Rebeniza è un nome smussato d’intensità, che porta in sé in forma nucleare, attenuata ma non sopita, la radice di Srebrenica: strappo cruento dell’umano sull’umano, luogo di massacro bosniaco che perseguì l’efferatezza e l’irrevocabilità del genocidio. Questo il nome-epiteto del protagonista dell’ultimo film di Leonardo Bonetti, Rebeniza – L’ombra del maestro, lavoro cinematografico in cui la tensione espressiva dell’artista si incarna su più fronti, dando origine a una composizione avvolgente, una messe sensoriale di musica, parole e immagini, che sembra trasfigurare, in certi momenti del racconto, da visione a rivelazione. D’altronde Bonetti è autore multiforme, che fa dono eclettico di sé, e frequenta dalle origini diversi tipi di fraseggio creativo: poeta, compositore e regista, insignito di premi letterari prestigiosi, sembra lasciarsi alle spalle ogni esito, ogni riconoscimento con l’atteggiamento visionario e lo sguardo distolto di chi è già premuto altrove.

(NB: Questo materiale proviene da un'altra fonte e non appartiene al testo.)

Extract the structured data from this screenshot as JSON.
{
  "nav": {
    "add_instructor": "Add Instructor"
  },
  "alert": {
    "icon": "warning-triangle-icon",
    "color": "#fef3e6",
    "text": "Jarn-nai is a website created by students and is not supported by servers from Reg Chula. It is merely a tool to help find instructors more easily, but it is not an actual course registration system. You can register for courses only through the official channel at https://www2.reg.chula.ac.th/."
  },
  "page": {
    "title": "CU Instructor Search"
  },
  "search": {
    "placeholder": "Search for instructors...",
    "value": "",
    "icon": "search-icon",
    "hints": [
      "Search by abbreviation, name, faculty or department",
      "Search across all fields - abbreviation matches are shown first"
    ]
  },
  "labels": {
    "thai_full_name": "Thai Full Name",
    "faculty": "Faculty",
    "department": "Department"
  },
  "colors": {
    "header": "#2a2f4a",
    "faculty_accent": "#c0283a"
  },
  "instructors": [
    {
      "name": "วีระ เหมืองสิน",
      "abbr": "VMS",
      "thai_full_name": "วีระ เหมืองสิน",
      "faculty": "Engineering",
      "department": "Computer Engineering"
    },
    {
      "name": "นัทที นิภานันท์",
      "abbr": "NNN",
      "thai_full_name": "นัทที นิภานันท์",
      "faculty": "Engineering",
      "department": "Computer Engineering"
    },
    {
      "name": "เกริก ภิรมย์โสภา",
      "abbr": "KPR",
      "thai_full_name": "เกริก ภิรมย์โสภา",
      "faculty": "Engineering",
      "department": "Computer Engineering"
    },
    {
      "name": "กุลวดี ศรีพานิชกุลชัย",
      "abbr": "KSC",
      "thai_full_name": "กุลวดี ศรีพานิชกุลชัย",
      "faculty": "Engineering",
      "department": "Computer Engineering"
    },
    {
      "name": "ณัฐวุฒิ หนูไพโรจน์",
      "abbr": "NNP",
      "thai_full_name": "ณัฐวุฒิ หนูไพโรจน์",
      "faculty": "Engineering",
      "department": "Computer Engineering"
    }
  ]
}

Rebeniza è un giovane regista serbo-croato, naturalizzato italiano da molti anni, che persegue l’intento di terminare un documentario iniziato dal suo maestro: un precettore ombroso e proteiforme, dissoltosi misteriosamente senza lasciare di sé alcuna traccia. Il cortometraggio vuole affrontare il tema dell’amore, nelle varie declinazioni che assume nei tempi odierni, mediante interviste e contributi di scrittori, poeti e intellettuali. Il viaggio necessario a portare a termine l’opera diverrà un vero processo di iniziazione, nel contatto con un teatro di anime variegate, inquiete, mistiche, talora veggenti, o inaspettatamente prosaiche e asservite al secolo. Ma questo rituale e percorso diverrà anche ricerca e inchiesta, e disvelamento delle intenzioni più profonde del regista vicario, che assume le fattezze di un cavaliere arturiano dalle molte incognite, e che si trasforma profondamente nel corso della narrazione.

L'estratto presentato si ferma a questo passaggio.